Soziologisch gilt der Begriff der Individualisierung als ein prägendes Merkmal dieser sozioökonomischen und rechtsstaatlichen Entwicklungen auf gesellschaftlicher Ebene.  Dem soziologisch geprägten Begriff der Risikogesellschaft stellt der Autor den Begriff der spätmodernen Kontrollgesellschaft im Zeichen der Gouvernementalität entgegen. Ein neuer Strafdiskurs entfaltete sich in dieser Spätmoderne. Das moderne Resozialisierungsparadigma geriet in die Krise. Das Opfer wurde  im Strafrechtsdiskurs "entdeckt" und ersetzte den prozessual verwendeten Begriff des Verletzten oder des Geschädigten. In der Wissenschaft etablierte sich die Viktimologie (Opferlehre) in der Kriminologie, und wurde zunächst begleitet von politischen Forderungen nach Solidarität mit Opferinteressen und einer Verbesserung der Opferstellung im Strafprozess. Der Autor stellt heute eine ambivalente Entwicklung zwischen dem strafrechtlichen Ausbau von Opferschutz und Beteiligungsrechten einerseits sowie dem sozialstaatlichen Abbau von Opferunterstützung und –beratung andererseits fest. Er spricht von spätmodernem Risikomanagement. Die Tonlage im öffentlichen Diskurs gegenüber Straftätern ist schärfer geworden (Nulltoleranz), besonders im Zusammenhang mit schwerer Gewalt- und Sexualdelinquenz. Die Selbstbeschränkung des Strafrechts durch das Erfordernis, die Täterproportionaliät zu wahren, wird zu Gunsten der Tendenz, Strafrecht primär symbolisch einzusetzen, aufgegeben.
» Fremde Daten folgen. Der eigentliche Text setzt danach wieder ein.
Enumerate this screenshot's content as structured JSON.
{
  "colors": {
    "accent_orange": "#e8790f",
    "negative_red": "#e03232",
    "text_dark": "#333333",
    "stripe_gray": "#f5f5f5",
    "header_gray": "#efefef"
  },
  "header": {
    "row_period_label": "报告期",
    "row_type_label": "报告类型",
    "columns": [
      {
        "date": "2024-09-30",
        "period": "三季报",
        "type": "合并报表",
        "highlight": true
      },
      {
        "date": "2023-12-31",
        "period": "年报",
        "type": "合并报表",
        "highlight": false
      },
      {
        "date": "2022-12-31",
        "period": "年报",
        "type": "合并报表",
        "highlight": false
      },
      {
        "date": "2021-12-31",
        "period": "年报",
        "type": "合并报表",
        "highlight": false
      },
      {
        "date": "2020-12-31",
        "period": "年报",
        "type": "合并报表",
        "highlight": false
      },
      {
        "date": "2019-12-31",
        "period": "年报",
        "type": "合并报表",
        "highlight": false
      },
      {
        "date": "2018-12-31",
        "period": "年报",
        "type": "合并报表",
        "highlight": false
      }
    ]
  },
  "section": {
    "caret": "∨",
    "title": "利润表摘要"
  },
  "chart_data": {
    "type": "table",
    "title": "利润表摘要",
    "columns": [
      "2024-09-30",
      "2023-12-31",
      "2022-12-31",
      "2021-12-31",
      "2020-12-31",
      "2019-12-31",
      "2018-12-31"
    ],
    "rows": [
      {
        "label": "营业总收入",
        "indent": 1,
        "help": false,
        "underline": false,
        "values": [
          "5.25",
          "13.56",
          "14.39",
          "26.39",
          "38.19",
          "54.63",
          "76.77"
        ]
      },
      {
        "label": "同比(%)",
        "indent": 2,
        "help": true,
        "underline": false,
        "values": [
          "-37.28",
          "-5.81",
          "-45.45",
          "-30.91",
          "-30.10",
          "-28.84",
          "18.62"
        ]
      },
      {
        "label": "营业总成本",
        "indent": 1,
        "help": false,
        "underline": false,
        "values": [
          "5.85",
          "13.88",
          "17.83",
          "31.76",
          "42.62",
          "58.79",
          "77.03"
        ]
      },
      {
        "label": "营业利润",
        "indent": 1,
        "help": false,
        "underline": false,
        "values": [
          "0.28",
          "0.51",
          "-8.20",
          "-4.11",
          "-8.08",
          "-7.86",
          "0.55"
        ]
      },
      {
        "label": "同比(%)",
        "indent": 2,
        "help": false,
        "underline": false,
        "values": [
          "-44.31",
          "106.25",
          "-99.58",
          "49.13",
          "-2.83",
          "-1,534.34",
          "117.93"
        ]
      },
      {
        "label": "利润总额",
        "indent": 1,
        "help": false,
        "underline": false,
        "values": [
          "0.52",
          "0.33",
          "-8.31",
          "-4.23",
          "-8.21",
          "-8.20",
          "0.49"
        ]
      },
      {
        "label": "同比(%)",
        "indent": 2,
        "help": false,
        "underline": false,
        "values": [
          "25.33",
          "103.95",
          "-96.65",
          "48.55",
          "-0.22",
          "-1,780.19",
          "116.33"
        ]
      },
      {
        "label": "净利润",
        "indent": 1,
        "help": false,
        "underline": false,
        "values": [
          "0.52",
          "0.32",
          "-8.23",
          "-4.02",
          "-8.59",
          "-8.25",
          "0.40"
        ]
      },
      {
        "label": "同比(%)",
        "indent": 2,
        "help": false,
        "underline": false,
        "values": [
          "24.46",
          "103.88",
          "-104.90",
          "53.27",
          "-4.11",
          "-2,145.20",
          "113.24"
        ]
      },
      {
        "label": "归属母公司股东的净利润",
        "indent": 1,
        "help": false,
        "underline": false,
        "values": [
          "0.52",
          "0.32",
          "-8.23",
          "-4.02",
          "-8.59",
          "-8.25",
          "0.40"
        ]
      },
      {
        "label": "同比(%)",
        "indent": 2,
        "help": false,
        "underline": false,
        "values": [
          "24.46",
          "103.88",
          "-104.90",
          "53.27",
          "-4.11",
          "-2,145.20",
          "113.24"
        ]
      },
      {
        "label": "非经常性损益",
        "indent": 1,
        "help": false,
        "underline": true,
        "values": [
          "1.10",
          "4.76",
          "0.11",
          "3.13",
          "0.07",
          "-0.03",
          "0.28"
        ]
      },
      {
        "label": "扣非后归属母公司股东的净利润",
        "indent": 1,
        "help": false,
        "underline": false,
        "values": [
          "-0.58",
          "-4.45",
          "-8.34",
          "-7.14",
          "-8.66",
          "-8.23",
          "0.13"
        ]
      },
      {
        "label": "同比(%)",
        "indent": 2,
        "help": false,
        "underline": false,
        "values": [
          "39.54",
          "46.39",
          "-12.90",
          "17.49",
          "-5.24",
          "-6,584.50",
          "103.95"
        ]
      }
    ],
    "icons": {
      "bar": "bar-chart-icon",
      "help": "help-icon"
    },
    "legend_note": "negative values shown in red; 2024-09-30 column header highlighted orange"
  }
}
3. Abbildungen spätmoderner kriminalpolitischer Tendenzen in der Diskussion um häusliche Gewalt und die Offizialisierung

In diesem dritten Teil der Publikation werden Argumente und Ergebnisse aus den ersten beiden Teilen – häusliche Gewalt und Strafrecht der Spätmoderne - einander gegenübergestellt.

Die Entwicklung der Familie – vom Hort zum entzauberten Ort -  bietet eine Erklärung dafür, dass häusliche Gewalt mehr Resonanz fand als andere Forderungen der Frauenbewegung bezüglich Gleichberechtigung und Antidiskriminierung.

Der grenzüberschreitende und internationalisierte Diskurs um häusliche Gewalt widerspiegelt sich in paradigmatisch neuen Forschungszugängen und Interventionsprojekten als auch darin, dass internationale Organisationen bis heute als Schrittmacher bei der Umsetzung mitwirken. 

Die durchaus erwünschte Aufwertung der bislang marginalisierten Opfer – und damit verbunden der fragliche Niedergang des Resozialisierungsparadigmas ebenso marginalisierter Straftäter – geht wenig reflektiert einher mit der Tendenz zur punitiven Symbolik und dem "Signale setzen" durch das Strafrecht.

Der symbolische Einsatz von Strafrecht – neu als Prima Ratio - kann gelesen werden als Ausdruck von Aktivität des Staates gegen Missstände. Damit erringt der in seiner Souveränität in Zweifel gezogene spätmoderne Staat aus Sicht des Autoren ein Stück moralischer Legitimation zurück.
Dass Hilfe und Unterstützung der Opfer in Zusammenhang mit polizei- und zivilrechtlichen Interventionen nicht oder nur sehr beschränkt in den letzten Jahren erweitert wurden, hingegen Wegweisungsverfügungen und Kontaktverbote kaum zeitliche Beschränkungen kennen und Täterkurse im Wesentlichen als Verhaltenstrainings gestaltet sind, weist gemäss Mösch Payot darauf hin, dass die Kontrollvorstellung des spätmodernen Staates nur in geringem Masse als sozialstaatlich motivierte Krisenintervention zu verstehen ist resp. die sozialstaatliche Motivation nur sehr untergeordnet zum Tragen kommt.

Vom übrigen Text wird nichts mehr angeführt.